Let’s take a look at Coumadin as one example. There are still 2 million Americans taking Coumadin (warfarin) and another 2 million on other anticoagulants (blood thinners). These newer anticoagulants drugs such as Eliquis promise increased efficacy and ease of use but at a higher price. Coumadin requires a blood tests once per week to check the proper dosing, Eliquis and newer anticoagulants do not.

We may find that Eliquis and other new anti-coagulants that are easier to use can increase adherence. The best solution is to have an honest conversation about affordability, including best evidence on efficacy and ease of use. We need to understand the fdifferent motivating factors for each patient.

Let’s look at the costs, average data via GoodRx.com:

Eliquis 5 mg twice daily = 60 tabs per month = $313.05  x  12 months = $3780.60 per year

Warfarin 5 mg once daily = 30 tabs per month = $4.00 x 12 months = $48.00  (on the $4 list at most pharmacies).

Because Coumadin requires a blood test to monitor dosage, we need to add in the cost of the monitoring device and testing strips.

Roche CoaguCheck home monitoring device  = $695.15  (on Amazon.com)   [lasts for years]

Roche CoaguCheck testing strips (48) to allow once per week testing for one year = $226.68

So, Eliquis costs $3780.60 per year.

Coumadin costs $48 (the tablets) + $695.15 (device) + $226.68 (years worth of testing strips) = $969.83 per year

So overall, Coumadin provides a savings of $2810.77 per year, factoring in the cost of blood testing.

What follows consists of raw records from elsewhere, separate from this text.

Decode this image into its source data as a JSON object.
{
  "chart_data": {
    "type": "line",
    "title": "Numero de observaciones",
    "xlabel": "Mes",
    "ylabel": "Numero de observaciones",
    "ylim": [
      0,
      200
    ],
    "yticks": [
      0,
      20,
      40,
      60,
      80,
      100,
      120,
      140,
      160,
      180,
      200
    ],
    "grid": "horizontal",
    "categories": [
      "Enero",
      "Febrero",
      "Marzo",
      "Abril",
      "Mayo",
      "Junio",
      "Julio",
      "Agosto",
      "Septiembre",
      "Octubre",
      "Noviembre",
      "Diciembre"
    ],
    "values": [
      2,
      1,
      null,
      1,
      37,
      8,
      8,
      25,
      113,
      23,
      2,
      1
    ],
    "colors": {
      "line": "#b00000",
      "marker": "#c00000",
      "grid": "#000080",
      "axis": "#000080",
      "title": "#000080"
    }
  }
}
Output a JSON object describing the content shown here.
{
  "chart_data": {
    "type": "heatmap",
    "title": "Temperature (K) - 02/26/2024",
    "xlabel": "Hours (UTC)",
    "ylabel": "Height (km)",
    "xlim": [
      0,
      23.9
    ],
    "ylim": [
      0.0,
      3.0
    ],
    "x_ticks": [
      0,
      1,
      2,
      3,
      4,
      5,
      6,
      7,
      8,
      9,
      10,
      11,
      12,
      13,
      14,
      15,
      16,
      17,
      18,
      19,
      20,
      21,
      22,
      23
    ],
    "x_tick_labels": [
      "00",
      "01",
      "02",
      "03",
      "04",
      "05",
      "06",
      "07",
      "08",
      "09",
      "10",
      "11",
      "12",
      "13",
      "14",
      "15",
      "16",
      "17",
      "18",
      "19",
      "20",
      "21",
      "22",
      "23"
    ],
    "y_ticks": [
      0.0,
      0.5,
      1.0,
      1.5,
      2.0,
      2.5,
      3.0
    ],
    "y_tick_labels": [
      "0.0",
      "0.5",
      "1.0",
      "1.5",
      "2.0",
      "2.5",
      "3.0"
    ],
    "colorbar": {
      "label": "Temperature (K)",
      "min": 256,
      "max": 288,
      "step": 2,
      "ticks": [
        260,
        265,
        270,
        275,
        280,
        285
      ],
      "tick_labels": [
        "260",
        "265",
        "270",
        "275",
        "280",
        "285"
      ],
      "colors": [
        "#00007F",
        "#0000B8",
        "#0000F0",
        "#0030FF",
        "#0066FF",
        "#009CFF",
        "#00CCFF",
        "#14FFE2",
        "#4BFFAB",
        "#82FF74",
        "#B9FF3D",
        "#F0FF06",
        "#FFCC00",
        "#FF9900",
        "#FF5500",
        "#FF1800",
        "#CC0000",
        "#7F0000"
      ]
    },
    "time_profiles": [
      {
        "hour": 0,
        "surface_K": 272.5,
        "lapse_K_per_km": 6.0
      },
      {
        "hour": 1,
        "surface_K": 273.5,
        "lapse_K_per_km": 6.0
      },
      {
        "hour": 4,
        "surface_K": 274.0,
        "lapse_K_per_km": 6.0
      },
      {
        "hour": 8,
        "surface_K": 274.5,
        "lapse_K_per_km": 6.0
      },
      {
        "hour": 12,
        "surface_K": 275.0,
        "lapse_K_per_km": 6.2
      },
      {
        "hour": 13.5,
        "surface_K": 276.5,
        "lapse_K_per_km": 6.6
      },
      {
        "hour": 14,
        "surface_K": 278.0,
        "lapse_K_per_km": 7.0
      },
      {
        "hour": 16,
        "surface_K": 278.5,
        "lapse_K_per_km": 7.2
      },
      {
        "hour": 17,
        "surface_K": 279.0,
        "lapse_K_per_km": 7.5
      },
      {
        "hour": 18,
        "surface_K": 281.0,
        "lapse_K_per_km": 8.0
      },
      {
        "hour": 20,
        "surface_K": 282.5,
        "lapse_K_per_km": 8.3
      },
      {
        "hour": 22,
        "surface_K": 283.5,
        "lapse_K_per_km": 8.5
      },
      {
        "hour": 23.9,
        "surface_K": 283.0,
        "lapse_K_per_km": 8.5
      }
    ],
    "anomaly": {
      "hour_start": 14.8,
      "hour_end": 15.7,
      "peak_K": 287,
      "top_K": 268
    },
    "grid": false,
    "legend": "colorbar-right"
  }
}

Assuming for the time being that these drugs work equally well, will a drug that costs 3X more drive 3X higher non-adherence? Or does ease of use drive better adhererence? Certainly ease of use will be more important to some patients, price for others. These are the questions we need answer in value-based health care models. We need to know how price relates to efficacy, including the risk of non-adherence, and how price might intersect with other factors, such as side effects and ease of use.

Coumadin, for some patients, may be more difficult to use and not the right medication for a wide variety of reasons. Yet too often price is overlooked, and by the time the patient finds out the price, even if a drug is easier to use, the patient may not get the current prescription nor the next refill without a conversation ever happening.  As CMS has suggested, patients and physicians need to have the conversation about medication prices.

At RxREVU we enable those conversations on efficacy and cost of medications. We recognize that each patient is potentially a different conversation, and we’re striving to enable those conversations on the best information and evidence available.

So we need to model what the relationship is between non-adherence and price for a variety of conditions and drugs. We need to find the out-of-pocket cost-response curve of medications for different drugs and populations. The price-response curve (link) of economics similarl to the dose-response of pharmacology. We need to know when, where and for which patients price can be a risk to adherence. When the price is too high, we’ll easily be able to predict a dose, and response, of zero.